📖 什么是知识表示学习
知识表示学习(Knowledge Representation Learning)是将知识图谱中的实体和关系映射到低维连续向量空间的技术,使得语义相近的实体在向量空间中距离接近,从而支持相似度计算、链接预测和知识推理等下游任务。
🎯 为什么需要表示学习
- 维度灾难:符号表示无法计算语义相似度——"北京"和"上海"都是城市,但符号形式无法体现这种相近性
- 稀疏性:大规模知识图谱的邻接矩阵极度稀疏
- 泛化能力:向量表示可以推理出图谱中不存在但合理的知识
- 融合便利:向量表示可以方便地与神经网络、深度学习模型结合
📐 TransE:翻译模型的开山之作
TransE(Translating Embeddings)是最经典的知识图谱嵌入模型,其核心思想:
如果三元组 (h, r, t) 成立,则 h + r ≈ t
即头实体向量加上关系向量应接近尾实体向量,如同一种"翻译"操作。
TransE训练过程
- 随机初始化所有实体和关系的嵌入向量
- 对每个正样本三元组 (h, r, t),生成负样本 (h', r, t) 或 (h, r, t')
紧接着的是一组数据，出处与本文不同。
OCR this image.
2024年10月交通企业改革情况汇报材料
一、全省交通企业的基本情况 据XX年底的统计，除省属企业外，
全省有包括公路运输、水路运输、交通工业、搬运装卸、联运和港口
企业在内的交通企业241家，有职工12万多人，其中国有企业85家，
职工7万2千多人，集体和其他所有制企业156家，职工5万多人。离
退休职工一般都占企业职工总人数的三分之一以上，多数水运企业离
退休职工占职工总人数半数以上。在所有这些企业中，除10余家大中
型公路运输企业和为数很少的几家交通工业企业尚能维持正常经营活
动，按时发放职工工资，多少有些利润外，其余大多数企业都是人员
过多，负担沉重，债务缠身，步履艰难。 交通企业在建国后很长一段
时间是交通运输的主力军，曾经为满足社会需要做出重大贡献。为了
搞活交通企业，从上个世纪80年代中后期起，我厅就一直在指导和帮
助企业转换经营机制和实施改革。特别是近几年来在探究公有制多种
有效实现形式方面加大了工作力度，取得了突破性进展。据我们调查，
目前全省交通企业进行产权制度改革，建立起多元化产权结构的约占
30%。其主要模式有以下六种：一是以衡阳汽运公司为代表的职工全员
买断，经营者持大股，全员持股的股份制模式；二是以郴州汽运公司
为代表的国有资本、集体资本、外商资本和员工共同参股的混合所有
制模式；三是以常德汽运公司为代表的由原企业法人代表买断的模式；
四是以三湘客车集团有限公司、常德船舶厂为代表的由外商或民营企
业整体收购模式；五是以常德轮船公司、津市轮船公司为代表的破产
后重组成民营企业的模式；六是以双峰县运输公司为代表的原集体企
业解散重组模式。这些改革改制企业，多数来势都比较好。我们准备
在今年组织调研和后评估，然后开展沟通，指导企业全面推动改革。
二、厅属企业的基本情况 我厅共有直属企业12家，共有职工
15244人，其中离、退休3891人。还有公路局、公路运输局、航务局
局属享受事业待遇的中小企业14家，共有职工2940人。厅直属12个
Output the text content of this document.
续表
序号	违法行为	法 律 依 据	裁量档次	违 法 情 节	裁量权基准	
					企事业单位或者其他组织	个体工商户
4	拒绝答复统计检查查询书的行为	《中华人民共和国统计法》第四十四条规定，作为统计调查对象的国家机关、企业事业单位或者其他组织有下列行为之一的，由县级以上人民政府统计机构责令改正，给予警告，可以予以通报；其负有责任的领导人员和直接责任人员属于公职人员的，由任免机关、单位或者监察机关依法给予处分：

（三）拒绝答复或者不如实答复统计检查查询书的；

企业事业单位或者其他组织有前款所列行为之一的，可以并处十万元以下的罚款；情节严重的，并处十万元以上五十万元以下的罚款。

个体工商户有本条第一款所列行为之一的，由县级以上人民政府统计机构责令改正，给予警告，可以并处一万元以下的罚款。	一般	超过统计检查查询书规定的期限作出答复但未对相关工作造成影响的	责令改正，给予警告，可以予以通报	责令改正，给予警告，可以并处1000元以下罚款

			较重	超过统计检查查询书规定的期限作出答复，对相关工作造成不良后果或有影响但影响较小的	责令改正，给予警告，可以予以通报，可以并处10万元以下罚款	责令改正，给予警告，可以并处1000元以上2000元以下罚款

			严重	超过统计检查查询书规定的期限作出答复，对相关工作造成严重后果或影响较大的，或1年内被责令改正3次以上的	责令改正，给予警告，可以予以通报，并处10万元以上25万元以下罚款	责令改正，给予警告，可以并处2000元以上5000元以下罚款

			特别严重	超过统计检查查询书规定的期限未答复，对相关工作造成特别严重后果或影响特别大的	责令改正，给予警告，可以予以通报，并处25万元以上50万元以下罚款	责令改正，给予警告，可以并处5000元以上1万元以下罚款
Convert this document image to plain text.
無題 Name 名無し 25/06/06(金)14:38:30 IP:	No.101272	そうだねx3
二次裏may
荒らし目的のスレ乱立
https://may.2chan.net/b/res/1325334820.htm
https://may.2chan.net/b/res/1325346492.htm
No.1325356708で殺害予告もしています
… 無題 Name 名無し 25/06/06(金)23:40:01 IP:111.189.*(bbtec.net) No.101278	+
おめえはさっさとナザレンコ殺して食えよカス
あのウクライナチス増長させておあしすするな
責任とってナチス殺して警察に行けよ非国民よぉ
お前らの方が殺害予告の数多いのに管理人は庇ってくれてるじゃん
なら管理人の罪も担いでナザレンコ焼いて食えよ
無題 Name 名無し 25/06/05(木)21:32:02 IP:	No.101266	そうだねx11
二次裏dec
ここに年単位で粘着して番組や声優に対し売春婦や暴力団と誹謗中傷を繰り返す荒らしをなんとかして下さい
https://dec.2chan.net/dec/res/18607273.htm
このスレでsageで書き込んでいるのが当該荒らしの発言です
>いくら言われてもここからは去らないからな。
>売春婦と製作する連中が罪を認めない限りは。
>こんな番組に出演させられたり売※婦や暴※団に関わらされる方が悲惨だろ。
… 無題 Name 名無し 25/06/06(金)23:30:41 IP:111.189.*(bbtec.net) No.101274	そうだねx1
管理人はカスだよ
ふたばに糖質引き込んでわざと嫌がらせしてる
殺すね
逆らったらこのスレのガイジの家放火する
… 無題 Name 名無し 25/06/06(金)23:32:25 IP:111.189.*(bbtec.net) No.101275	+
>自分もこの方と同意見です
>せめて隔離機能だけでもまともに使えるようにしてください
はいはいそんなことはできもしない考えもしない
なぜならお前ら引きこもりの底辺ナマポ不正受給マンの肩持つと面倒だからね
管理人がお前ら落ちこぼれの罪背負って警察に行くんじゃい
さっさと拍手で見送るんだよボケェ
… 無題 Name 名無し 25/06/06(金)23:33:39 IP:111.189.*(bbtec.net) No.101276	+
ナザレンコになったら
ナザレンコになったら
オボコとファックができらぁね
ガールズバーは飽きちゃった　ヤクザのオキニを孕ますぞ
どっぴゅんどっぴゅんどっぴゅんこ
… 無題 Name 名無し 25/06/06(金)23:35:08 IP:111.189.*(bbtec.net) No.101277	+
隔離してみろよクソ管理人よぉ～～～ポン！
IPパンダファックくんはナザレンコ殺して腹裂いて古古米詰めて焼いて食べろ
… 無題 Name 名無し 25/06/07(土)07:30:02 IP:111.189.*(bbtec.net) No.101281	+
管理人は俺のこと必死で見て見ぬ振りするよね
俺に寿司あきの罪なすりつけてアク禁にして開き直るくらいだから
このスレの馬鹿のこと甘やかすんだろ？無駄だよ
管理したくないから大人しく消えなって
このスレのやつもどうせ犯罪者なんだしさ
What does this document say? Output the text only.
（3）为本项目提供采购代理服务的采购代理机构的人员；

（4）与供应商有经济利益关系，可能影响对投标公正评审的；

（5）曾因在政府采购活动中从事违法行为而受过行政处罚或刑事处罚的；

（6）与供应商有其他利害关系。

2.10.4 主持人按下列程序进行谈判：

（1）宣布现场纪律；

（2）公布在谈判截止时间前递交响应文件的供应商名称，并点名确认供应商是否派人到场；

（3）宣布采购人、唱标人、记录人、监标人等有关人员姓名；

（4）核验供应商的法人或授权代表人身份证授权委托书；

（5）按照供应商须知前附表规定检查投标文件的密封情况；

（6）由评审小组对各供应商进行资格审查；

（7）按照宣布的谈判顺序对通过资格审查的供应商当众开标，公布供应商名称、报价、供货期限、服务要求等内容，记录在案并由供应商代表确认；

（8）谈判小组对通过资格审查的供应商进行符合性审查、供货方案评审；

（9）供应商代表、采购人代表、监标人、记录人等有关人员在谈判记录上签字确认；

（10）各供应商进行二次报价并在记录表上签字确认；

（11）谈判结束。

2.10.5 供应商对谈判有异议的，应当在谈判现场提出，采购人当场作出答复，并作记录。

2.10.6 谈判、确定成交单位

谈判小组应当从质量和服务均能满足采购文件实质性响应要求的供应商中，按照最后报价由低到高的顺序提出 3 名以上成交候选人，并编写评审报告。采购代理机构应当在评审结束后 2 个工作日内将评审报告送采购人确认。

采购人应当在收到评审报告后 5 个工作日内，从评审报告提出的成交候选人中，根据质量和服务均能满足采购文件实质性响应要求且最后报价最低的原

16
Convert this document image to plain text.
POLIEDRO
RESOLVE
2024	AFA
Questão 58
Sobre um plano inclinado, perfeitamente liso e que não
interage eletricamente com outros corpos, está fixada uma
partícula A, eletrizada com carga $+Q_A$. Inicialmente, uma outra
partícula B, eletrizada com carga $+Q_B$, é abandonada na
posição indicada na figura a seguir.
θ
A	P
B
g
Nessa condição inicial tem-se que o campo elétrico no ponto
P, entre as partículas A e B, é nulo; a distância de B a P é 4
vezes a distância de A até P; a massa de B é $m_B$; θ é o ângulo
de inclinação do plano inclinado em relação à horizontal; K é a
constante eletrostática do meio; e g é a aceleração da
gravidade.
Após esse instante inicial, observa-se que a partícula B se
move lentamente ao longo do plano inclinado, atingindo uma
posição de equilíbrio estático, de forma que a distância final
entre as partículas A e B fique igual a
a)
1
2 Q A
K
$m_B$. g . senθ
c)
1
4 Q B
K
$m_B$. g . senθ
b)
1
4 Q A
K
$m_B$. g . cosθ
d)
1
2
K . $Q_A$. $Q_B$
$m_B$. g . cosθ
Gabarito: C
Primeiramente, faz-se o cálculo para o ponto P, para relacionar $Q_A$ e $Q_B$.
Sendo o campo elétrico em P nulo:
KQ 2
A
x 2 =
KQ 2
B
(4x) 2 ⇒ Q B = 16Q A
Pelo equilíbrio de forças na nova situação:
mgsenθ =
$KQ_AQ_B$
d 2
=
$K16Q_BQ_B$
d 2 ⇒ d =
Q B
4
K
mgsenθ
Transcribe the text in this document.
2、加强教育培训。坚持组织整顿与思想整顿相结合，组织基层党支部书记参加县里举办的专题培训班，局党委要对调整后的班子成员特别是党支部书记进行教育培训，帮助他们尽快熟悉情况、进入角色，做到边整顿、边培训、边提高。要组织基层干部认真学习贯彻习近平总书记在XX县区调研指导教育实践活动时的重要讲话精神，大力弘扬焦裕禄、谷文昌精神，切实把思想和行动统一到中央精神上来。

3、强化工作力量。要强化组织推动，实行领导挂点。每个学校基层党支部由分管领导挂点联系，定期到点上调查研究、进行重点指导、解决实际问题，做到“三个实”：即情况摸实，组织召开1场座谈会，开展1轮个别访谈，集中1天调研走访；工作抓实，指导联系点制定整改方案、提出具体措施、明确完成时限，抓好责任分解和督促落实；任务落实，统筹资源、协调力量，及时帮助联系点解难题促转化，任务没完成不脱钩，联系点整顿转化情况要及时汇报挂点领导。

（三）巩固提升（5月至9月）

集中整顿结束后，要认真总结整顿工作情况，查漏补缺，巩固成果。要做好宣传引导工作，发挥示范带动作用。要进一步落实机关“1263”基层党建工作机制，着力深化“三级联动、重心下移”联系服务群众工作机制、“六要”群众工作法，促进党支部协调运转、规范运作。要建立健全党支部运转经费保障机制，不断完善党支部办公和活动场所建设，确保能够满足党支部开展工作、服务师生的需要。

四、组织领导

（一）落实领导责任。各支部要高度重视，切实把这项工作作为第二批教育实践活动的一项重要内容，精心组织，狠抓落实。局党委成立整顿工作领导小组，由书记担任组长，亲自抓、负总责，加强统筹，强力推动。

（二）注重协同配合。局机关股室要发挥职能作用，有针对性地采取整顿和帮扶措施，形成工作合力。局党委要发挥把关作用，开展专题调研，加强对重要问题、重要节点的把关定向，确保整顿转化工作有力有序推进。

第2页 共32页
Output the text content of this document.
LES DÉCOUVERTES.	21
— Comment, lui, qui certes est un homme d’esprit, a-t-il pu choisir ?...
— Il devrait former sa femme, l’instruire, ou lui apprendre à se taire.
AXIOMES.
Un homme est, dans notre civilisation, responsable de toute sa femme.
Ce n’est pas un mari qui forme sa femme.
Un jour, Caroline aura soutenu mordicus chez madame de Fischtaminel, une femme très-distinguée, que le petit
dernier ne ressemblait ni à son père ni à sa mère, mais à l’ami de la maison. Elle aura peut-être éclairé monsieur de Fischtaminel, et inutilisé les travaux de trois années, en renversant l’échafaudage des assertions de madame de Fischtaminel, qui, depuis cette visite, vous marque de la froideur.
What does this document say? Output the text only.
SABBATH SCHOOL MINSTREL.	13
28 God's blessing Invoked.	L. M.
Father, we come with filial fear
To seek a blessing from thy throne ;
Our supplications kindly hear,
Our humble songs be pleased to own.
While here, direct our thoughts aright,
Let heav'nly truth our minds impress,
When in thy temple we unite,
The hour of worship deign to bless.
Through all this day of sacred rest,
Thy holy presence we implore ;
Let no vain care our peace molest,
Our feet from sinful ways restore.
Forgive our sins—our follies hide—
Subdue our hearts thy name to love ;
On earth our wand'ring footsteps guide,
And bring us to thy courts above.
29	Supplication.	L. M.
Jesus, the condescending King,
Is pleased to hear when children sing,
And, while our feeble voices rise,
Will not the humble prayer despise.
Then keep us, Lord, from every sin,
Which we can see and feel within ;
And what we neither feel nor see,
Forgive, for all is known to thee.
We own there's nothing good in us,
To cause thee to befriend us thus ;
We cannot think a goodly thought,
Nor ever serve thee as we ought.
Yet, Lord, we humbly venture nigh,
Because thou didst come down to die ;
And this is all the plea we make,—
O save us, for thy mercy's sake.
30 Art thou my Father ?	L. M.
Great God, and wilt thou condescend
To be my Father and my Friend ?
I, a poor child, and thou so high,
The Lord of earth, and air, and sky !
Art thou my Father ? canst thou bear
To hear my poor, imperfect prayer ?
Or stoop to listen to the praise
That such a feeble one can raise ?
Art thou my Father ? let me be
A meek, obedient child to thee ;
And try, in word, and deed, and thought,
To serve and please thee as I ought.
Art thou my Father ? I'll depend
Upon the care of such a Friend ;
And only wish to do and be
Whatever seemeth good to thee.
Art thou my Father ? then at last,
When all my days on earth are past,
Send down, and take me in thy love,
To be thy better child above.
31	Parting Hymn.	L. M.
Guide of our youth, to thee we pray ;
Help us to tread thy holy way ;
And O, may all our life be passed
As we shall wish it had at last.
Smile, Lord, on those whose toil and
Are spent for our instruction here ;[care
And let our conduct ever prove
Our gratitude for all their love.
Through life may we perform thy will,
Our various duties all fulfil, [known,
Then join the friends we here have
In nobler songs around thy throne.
- 最小化正样本距离 d(h+r, t),最大化负样本距离
- 使用margin-based损失函数:L = max(0, γ + d(h+r,t) - d(h'+r,t'))
import numpy as np
from collections import defaultdict
class TransE:
"""TransE知识表示学习模型"""
def __init__(self, entities, relations, dim=50, margin=1.0, lr=0.01):
self.entities = list(entities)
self.relations = list(relations)
self.dim = dim
self.margin = margin
self.lr = lr
scale = np.sqrt(6.0 / (dim + dim))
self.entity_embeddings = {
e: np.random.uniform(-scale, scale, dim) for e in self.entities
}
self.relation_embeddings = {
r: np.random.uniform(-scale, scale, dim) for r in self.relations
}
self._normalize()
def _normalize(self):
"""归一化实体向量到单位球面"""
for e in self.entity_embeddings:
norm = np.linalg.norm(self.entity_embeddings[e])
if norm > 0:
self.entity_embeddings[e] /= norm
def distance(self, h, r, t):
"""计算三元组的距离(L1范数)"""
h_vec = self.entity_embeddings[h]
r_vec = self.relation_embeddings[r]
t_vec = self.entity_embeddings[t]
return np.linalg.norm(h_vec + r_vec - t_vec, ord=1)
def _generate_negative(self, h, r, t):
">>>生成负样本:随机替换头实体或尾实体"""
if np.random.random() < 0.5:
h_neg = np.random.choice(self.entities)
while h_neg == h:
h_neg = np.random.choice(self.entities)
return (h_neg, r, t)
else:
t_neg = np.random.choice(self.entities)
while t_neg == t:
t_neg = np.random.choice(self.entities)
return (h, r, t_neg)
def train(self, triples, epochs=100):
"""训练TransE模型"""
for epoch in range(epochs):
total_loss = 0
np.random.shuffle(triples)
for h, r, t in triples:
d_pos = self.distance(h, r, t)
h_neg, r_neg, t_neg = self._generate_negative(h, r, t)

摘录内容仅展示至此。